During the Federal Reserve Bank of Kansas City’s annual Math X Economics program, which is coordinated by the Economic Research department, students from Ruskin and Center High Schools got an inside look at the field of economics and the Fed.

Bank President Esther George gave opening remarks and explained the mission areas of the Fed and how economists at the Bank support our monetary policy function.

“Whether you’re going to be an economist, go into finance or explore other options, think about this particular aspect as a possibility someday,” George said. “I want you to think that there could be an opportunity for you at the Federal Reserve Bank of Kansas City.”

The morning was filled with insight into economics and how the Bank values knowledge of math and economics. Students heard about the field of economics from employees at the Bank and played games to develop skills related to probability and statistics. A panel of Bank employees shared their career paths with students and took time to answer questions to help the students better understand what jobs in economics look like.

“They are a bunch of smart kids with good questions,” said Thealexa Becker, a data scientist in the CADRE department. “I got the impression they were thinking more about their careers than just what to choose for a major.”
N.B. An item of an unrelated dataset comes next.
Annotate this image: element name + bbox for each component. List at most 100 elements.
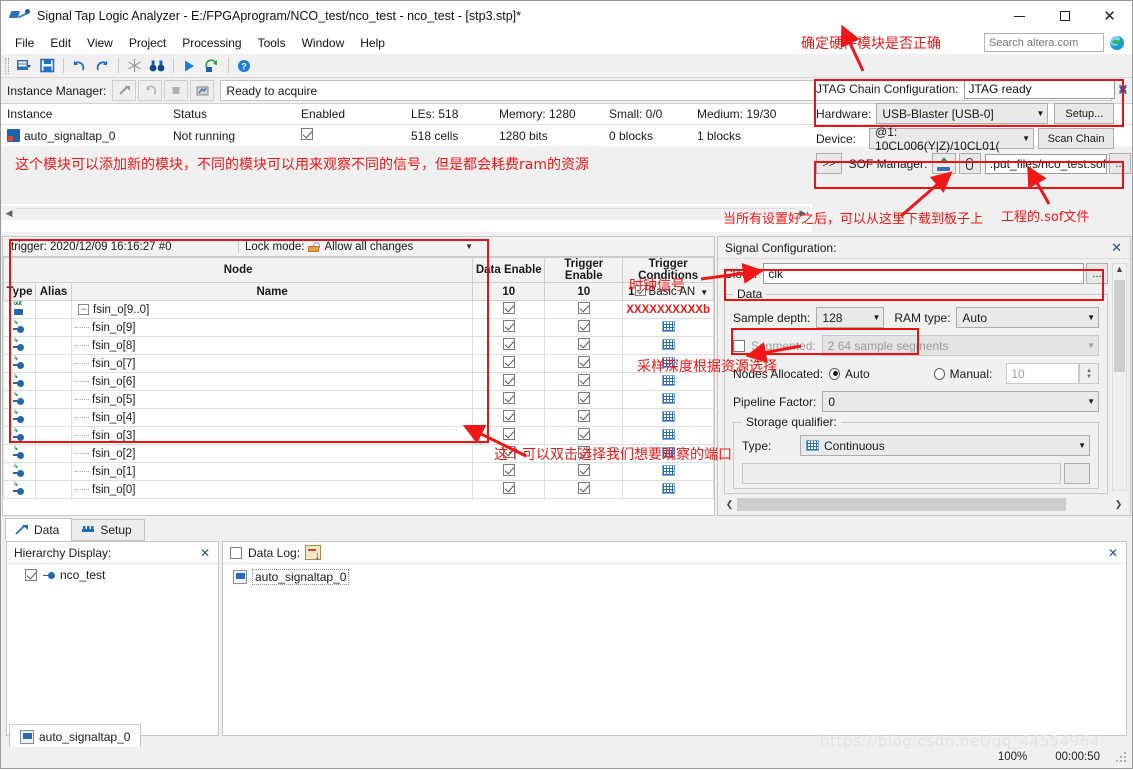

The students, a mix of sophomores, juniors and seniors, are high achievers who are mostly college bound. Terri Redden of Ruskin High School, who teaches business classes and has been at the school for 25 years, enjoyed watching students participate in probability games and learn about technology applications that apply to data science.

“As a business teacher, I’m all about the numbers,” Redden said. “With this generation, everything is on their phone, but they don’t always connect technology to the business world. They need to be connected to this environment.”

Jayden Phi, a junior at Center High School, was a top scorer in the Math X Economics game activity. He thought the whole experience was great, but particularly appreciated the insight he gleaned from his fellow competitors.

“You learn a lot about people, who are more business-savvy,” he said.

Sarai Hunter, a senior at Center High School, will start at the University of Missouri-Kansas City in the fall. She plans to major in accounting and actuarial science because she really likes math. During the career panel she asked Bank representatives about their degrees and how their careers evolved. She walked away with a better perspective on careers with a math focus.

“I feel like I have more options available to me now than I thought,” she said. “I can use math for a variety of them.”

Vice President and Senior Research and Policy Adviser Jon Willis provided closing remarks, sharing his career path and his favorite parts of his work.

“All of you have two main resources—time and money—and economics is about how you decide to use them,” he said. “Part of my work is to look at how individual decisions add up to impact the whole economy.”